Figure 1. Fetal resorption and amplification of uterine NK and T cells in WT and IL-10^−/− mice in response to poly(I:C) treatment.

(A) poly(I:C) injected i.p. on gd6 was evaluated in a dose dependent manner to induce fetal resorption as assessed by inspection of uterine placental units on gd10. A dose of 100 μg/mouse induced 100% fetal resorption in both IL-10^−/− and WT mice. A subset of these mice was allowed to deliver and no pups were born.

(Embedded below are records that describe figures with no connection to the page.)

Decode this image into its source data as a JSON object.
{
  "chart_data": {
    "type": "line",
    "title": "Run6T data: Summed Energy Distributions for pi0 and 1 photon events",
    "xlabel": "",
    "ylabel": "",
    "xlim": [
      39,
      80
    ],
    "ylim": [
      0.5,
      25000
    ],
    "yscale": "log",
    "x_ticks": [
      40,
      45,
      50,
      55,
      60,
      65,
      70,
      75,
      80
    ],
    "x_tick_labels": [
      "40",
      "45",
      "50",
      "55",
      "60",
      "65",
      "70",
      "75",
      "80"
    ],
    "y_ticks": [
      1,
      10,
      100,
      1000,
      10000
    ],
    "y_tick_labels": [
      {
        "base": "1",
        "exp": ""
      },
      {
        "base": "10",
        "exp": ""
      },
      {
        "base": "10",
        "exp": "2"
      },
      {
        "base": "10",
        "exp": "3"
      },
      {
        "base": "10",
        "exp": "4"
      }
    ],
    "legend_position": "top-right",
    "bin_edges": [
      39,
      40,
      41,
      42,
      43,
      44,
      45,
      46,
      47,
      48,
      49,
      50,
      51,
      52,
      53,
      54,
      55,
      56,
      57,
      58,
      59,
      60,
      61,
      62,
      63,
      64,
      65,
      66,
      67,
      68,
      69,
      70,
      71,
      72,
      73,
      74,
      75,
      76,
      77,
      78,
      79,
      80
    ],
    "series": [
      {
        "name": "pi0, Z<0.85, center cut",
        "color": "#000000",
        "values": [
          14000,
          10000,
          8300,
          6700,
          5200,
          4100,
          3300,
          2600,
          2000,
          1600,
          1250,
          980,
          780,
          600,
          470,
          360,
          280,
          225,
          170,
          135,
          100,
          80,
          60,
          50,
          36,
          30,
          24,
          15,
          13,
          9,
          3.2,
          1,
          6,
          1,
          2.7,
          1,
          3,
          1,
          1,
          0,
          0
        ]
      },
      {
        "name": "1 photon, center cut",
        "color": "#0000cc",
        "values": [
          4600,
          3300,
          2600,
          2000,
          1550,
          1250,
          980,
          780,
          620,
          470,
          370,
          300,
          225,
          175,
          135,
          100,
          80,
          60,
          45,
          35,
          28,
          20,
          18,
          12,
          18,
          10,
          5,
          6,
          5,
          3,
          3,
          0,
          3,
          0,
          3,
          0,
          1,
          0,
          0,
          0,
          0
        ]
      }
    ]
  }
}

Data are plotted as mean ± S.E.M (n=6/treatment). (B) Representative gd10 WT and IL-10^−/− uterine horns from mice treated with saline or 100 μg/mouse poly(I:C) are depicted. (C) Assessment of splenic and uterine immune cells from WT or IL-10^−/− mice treated on gd6 with saline or poly(I:C) (100 μg/mouse) and harvested on gd10. Cellular populations were first gated on CD45⁺ cells then analyzed for NK1.1 versus CD3. Data from spleen and uterus are representative of 8 mice per condition and numbers are averages of these data. (D) Graphs indicate statistical significance (*, p<0.05) of saline versus poly(I:C) treated cellular populations as indicated.